第511夜:セン描彩のこけし
佐々木家のこけしの作者といえば、佐々木与始郎、セン、覚平の名前が挙がる。但し、与始郎は描彩をせず、センは木地を挽かなかったから、与始郎木地セン描彩こけし、覚平木地セン描彩こけし、覚平木地描彩こけしの3種類があることになる。佐々木センは明治27年の生まれ。明治40年に与始郎と結婚し、義祖父与市の指導を受けて、与始郎の木地に描彩を始めたという。昭和26年与始郎の没後は描彩を中止していたが、34年から息子覚平の木地に描彩を復活した。セン描彩のこけしについては「木の花(第弐拾壱号)」の連載覚書『与始郎のこけし』の中で取り上げられており、それを踏まえて「こけし手帖(520)」の中でも小川氏が詳しく述べている。
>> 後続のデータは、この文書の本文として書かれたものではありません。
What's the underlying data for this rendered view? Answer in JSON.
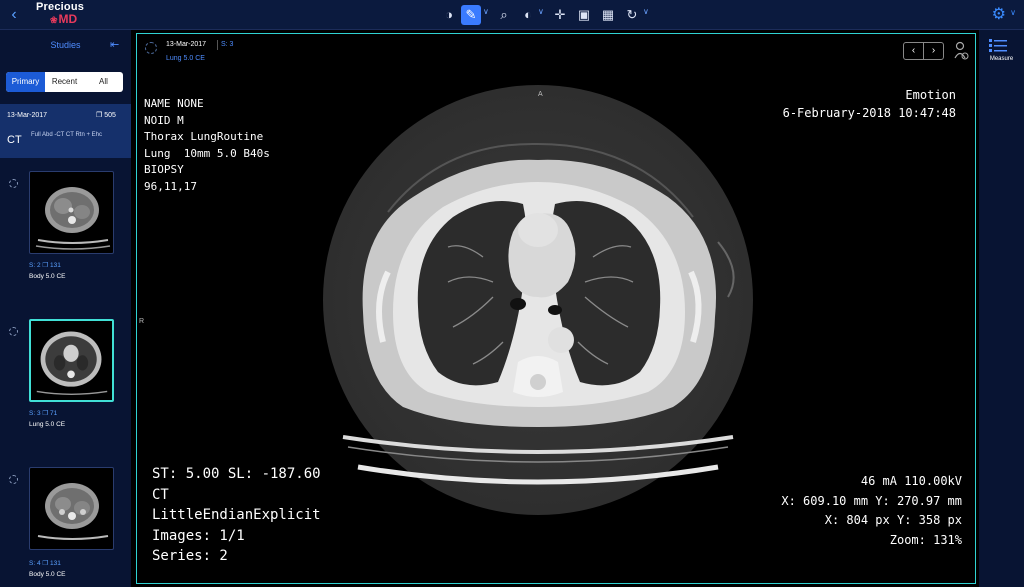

本稿のこけしは胴底に「南部系 九代目 覚平 お母さんエ」と署名されており、これは「木の花」によれば『・・・、これは覚平が記したもので、おかあさん(セン)が絵(顔の描彩)を描いたということを印したものだそうである。』と。また、このこけしには「せん 61.8.13」の書き込みもある。「手帖」掲載の小川氏の2本のセンこけしの内、右のこけしは昭和36年8月とのことから、本稿のこけしと同時期と言うことになる。目が小川氏のは中央寄りで、本稿のこけしはやや離れている点を除けば、木地形態、描彩とも殆ど同じと言って良いであろう。鼻が太く描かれているように見えるが、よく見ると、どうも小さい黒点で鼻の穴を描いたようにも見える。赤い口も上唇と下唇を描いたようにも見え、写実的な描彩なのかも知れない。向かって右の眉尻が上がっており、強く凛々しい表情をしている。